Combine the flour and spices in a bowl. Whisk in the water until it forms a thick paste. Allow to rest while you prepare the vegetables. Combine the vegetables (including the chile and cilantro) into another larger bowl. Mix in the batter until fully combined. Get your oil up to temperature – I used a deep fryer for these, so can’t tell you the exact temperature. Once the oil is hot, use a large soup spoon to drop a dollop of batter into the oil. Allow to fry for 5 minutes. Remove from the oil with a slotted spoon and check for doneness. The outside should be golden brown and the potatoes should be soft. Once you have tested one, continue to cook these in batched that will allow them to bubble, without crowding.

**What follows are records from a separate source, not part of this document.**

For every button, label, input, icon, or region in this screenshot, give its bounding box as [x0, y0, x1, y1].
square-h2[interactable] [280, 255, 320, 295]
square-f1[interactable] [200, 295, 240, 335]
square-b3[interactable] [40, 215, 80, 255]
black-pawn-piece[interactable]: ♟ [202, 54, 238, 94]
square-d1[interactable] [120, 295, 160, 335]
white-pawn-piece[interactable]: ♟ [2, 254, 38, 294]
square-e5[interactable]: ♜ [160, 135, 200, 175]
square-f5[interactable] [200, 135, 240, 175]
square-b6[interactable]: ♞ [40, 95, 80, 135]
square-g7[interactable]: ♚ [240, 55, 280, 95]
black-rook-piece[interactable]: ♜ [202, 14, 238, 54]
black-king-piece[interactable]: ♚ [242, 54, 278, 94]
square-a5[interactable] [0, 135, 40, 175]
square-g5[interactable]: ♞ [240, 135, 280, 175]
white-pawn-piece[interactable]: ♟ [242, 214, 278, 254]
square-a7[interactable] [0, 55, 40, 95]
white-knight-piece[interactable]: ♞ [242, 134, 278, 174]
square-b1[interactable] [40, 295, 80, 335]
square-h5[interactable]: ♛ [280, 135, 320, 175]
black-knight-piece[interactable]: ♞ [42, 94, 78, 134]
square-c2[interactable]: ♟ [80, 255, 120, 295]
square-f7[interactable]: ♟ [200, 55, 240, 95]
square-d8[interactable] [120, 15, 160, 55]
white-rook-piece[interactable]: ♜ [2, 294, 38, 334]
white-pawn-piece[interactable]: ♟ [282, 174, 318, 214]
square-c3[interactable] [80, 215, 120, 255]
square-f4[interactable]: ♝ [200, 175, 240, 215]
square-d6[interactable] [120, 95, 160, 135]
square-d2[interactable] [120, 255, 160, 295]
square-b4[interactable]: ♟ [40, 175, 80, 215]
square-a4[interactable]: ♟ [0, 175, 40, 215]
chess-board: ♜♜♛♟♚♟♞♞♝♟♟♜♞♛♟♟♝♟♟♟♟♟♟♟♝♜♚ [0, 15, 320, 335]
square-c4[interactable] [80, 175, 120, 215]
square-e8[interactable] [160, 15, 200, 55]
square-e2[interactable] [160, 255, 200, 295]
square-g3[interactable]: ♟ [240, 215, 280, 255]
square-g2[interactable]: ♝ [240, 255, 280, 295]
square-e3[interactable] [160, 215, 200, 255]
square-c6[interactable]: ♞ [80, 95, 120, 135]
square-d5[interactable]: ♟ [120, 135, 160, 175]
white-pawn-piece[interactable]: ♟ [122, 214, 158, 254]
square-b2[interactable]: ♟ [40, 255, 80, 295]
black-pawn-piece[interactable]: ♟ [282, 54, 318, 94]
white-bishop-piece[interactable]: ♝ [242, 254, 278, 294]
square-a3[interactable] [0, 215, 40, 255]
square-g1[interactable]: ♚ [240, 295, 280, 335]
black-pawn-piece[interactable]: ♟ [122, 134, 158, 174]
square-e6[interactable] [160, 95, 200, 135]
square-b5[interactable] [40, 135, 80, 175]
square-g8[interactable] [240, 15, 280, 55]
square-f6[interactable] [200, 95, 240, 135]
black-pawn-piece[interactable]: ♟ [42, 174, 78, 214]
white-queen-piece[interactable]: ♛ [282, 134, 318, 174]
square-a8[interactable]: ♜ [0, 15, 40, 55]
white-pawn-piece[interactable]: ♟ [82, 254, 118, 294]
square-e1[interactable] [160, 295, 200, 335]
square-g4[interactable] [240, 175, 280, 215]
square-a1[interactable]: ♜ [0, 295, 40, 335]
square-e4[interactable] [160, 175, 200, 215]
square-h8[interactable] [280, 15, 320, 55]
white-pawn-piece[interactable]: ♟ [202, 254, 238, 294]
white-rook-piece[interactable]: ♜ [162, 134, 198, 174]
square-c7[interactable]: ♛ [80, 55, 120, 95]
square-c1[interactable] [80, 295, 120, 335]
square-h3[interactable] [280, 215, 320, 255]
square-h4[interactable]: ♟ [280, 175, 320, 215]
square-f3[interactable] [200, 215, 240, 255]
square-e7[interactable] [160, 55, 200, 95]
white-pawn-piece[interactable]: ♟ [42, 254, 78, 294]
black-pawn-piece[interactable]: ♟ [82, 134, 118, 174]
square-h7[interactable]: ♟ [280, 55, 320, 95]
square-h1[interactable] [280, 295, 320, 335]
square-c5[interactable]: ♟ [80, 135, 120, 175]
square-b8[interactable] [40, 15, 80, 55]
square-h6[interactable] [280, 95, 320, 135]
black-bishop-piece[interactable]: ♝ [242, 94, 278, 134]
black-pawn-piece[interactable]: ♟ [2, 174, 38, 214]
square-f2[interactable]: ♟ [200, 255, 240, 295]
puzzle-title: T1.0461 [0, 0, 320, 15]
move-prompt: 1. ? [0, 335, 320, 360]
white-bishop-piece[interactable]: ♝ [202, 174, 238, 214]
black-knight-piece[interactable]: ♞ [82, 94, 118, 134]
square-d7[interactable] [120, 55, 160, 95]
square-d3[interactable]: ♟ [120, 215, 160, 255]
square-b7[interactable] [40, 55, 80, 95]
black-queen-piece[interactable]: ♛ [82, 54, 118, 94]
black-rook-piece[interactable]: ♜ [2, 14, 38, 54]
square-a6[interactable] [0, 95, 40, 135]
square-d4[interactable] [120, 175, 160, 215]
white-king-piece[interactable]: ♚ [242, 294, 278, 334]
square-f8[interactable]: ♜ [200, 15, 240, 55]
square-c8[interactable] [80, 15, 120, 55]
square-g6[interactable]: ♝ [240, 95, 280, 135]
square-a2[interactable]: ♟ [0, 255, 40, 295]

Drain over a cooling rack placed over a baking sheet. I salted them as they came out of the frying, but that is because I love salt. This is up to personal taste.

Coriander-Glazed Carrots Adapted from a Recipe from Food Network Magazine
2 tablespoons unsalted butter
1 teaspoon coriander seeds, lightly crushed
2 pounds baby carrots (preferably rainbow), tops trimmed
1/2 cup fresh orange juice
2 tablespoons fresh lime juice
1/4 water
3 tablespoons packed light brown sugar
Kosher salt and freshly ground pepper
1/4 cup chopped fresh cilantro

Melt the butter in a large skillet over medium-high heat. Add the coriander seeds and toast 30 seconds. Add the carrots, then stir in the orange and lime juice, brown sugar, 1/4 cup water, salt and pepper to taste. Bring to a boil, then cover and reduce the heat to medium low. Simmer, stirring occasionally, until the carrots are almost tender, 13 to 15 minutes.

I placed these into a 200 degree oven until the rest of my dinner was ready. Once ready, I removed the carrots from the pan and placed the juices onto the stove top. Placed over medium-high heat, I cooked for about 5-10 minutes to reduce the liquid by half. I served the reduction over the carrots. I forgot to use the cilantro, but I can see how the color and flavor would have been a good addition.